Nicola Willis disappointed economic nerds across the country on Wednesday.
The Finance Minister broke with a well-established fiscal convention when releasing her Budget Policy Statement this week, by not including a detailed set of operating allowance projections.
For the non-nerds, that is the amount of new money the Government expects to spend at upcoming budgets.
She did say it would be less than $3.5 billion, but she failed to do what Grant Robertson, Steven Joyce, Bill English, Michael Cullen and a myriad of other Finance Ministers have done for decades.
Instead, Willis will provide that information on the day of the budget, May 30.
This may sound trivial and, frankly, something only a handful of economists care about, but it speaks to a wider issue which has been haunting the Government for weeks.

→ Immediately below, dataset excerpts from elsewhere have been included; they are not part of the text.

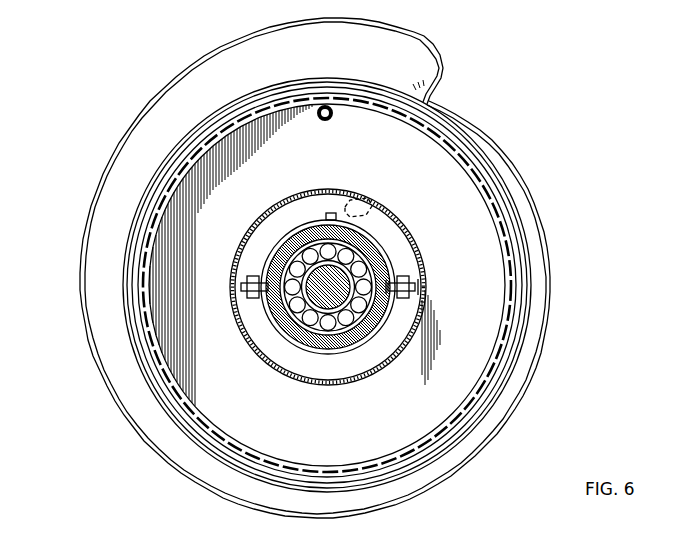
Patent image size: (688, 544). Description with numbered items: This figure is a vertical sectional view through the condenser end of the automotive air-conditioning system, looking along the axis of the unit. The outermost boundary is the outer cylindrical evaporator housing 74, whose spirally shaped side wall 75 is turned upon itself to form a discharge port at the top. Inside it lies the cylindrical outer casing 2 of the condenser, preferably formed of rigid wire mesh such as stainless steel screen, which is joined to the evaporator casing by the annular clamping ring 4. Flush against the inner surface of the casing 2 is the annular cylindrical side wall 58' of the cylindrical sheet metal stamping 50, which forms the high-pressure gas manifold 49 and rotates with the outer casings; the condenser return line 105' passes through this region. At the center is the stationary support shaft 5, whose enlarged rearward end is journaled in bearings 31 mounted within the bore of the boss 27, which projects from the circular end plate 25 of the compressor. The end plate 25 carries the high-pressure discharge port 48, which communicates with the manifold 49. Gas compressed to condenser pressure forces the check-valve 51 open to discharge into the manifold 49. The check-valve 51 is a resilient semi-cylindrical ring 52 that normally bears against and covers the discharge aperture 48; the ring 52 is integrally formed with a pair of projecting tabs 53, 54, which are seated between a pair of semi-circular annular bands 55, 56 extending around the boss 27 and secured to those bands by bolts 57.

The cylindrical outer casing 2 is at (485, 187).
The annular clamping ring 4 is at (488, 166).
The stationary support shaft 5 is at (343, 267).
The circular end plate 25 is at (420, 314).
The boss 27 is at (300, 313).
The bearings 31 is at (290, 233).
The high-pressure discharge port 48 is at (368, 205).
The high-pressure gas manifold 49 is at (312, 370).
The cylindrical sheet metal stamping 50 is at (336, 372).
The check-valve 51 is at (323, 203).
The semi-cylindrical ring 52 is at (400, 260).
The projecting tab 53 is at (241, 287).
The projecting tab 54 is at (418, 288).
The semi-circular annular band 55 is at (270, 257).
The semi-circular annular band 56 is at (297, 340).
The bolts 57 is at (252, 298).
The annular cylindrical side wall 58' is at (368, 255).
The outer cylindrical evaporator housing 74 is at (422, 497).
The spirally shaped side wall 75 is at (100, 182).
The condenser return line 105' is at (354, 126).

In the scraps of information Willis did choose to share with the public on Wednesday was a promise that tax cuts would be funded through the operating allowance – new money.
The tax cuts will be “meaningful” Willis told reporters.

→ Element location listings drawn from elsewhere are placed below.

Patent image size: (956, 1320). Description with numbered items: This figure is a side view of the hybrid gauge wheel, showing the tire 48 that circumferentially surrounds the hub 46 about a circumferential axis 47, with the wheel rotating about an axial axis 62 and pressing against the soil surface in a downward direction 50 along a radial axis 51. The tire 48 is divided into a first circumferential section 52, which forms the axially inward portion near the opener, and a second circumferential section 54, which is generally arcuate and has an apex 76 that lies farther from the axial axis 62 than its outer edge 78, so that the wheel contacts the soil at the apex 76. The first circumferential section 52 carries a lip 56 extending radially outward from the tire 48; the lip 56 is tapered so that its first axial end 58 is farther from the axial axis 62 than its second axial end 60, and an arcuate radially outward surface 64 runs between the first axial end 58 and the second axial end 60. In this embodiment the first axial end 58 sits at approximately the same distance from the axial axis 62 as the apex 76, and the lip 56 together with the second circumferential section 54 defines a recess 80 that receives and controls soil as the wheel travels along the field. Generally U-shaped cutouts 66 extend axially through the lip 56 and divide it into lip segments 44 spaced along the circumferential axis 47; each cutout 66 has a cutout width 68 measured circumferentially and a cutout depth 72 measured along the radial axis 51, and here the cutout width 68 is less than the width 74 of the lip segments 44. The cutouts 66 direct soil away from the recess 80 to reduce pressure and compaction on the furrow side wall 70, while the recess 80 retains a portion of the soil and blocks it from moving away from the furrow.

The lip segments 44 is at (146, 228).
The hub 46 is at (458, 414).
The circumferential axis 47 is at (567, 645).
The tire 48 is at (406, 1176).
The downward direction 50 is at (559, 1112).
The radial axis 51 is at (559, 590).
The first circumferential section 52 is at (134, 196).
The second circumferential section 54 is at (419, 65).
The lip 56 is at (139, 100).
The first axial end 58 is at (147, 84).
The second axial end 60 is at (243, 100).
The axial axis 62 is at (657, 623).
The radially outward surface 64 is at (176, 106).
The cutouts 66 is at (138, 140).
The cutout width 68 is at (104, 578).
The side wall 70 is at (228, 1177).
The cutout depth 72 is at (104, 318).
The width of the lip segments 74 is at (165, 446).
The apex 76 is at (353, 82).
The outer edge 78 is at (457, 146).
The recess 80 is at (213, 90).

But when probed for more details, she told reporters they had to wait until the budget.
Which is fair.
Details of the tax cut policy will be the crown jewel of Willis’ first budget and formed the backbone of National’s whole election campaign.
But her inability – or more likely outright reluctance – to confirm if the Government’s planned tax cuts will be identical to what National promised on the election campaign raises questions.
The main one being how much has changed from National’s initial taxation promise.
As a general rule of thumb, an election promise under MMP is more akin to a commitment to a direction of travel, rather than a pledge to deliver.
The great policy washout that is the coalition negotiations means the only promise that can truly be made comes from the coalition agreements signed by all governing parties.
According to National’s coalition agreement with New Zealand First: “The National and New Zealand First Parties agree to progress in this term the policies set out in National's Fiscal Plan [and] Tax Plan”.
It’s similar wording in Act’s agreement with National.
There may be some tinkering around the tax cuts, but at this point they’re as good as baked in.
But politics is opportunity cost: What the Government must give up, to pay for something else.
At the budget, the ‘something else’ is the tax cuts.
What must be given up remains to be seen – but each day, that edge of the ledger appears to be getting larger.
That much is clear from Treasury’s economic forecast. It downgraded it’s GDP growth projections from the already lackluster 1.5 percent this year, to just 0.1 percent.
This should not come as a surprise; Willis and her boss Chris Luxon have been warning as much for weeks.
This is being felt starkly in Wellington, with job cuts to public services making news most week.
There will be more.
Wednesday might have been a bad day for a handful of fiscal enthusiasts who didn’t get the economic data they wanted.
But the worst is yet to come in the Budget, where Willis will outline some of the “hard choices” the Government had to make to pay for their tax cuts.
And there will be plenty of data to comb through on May 30.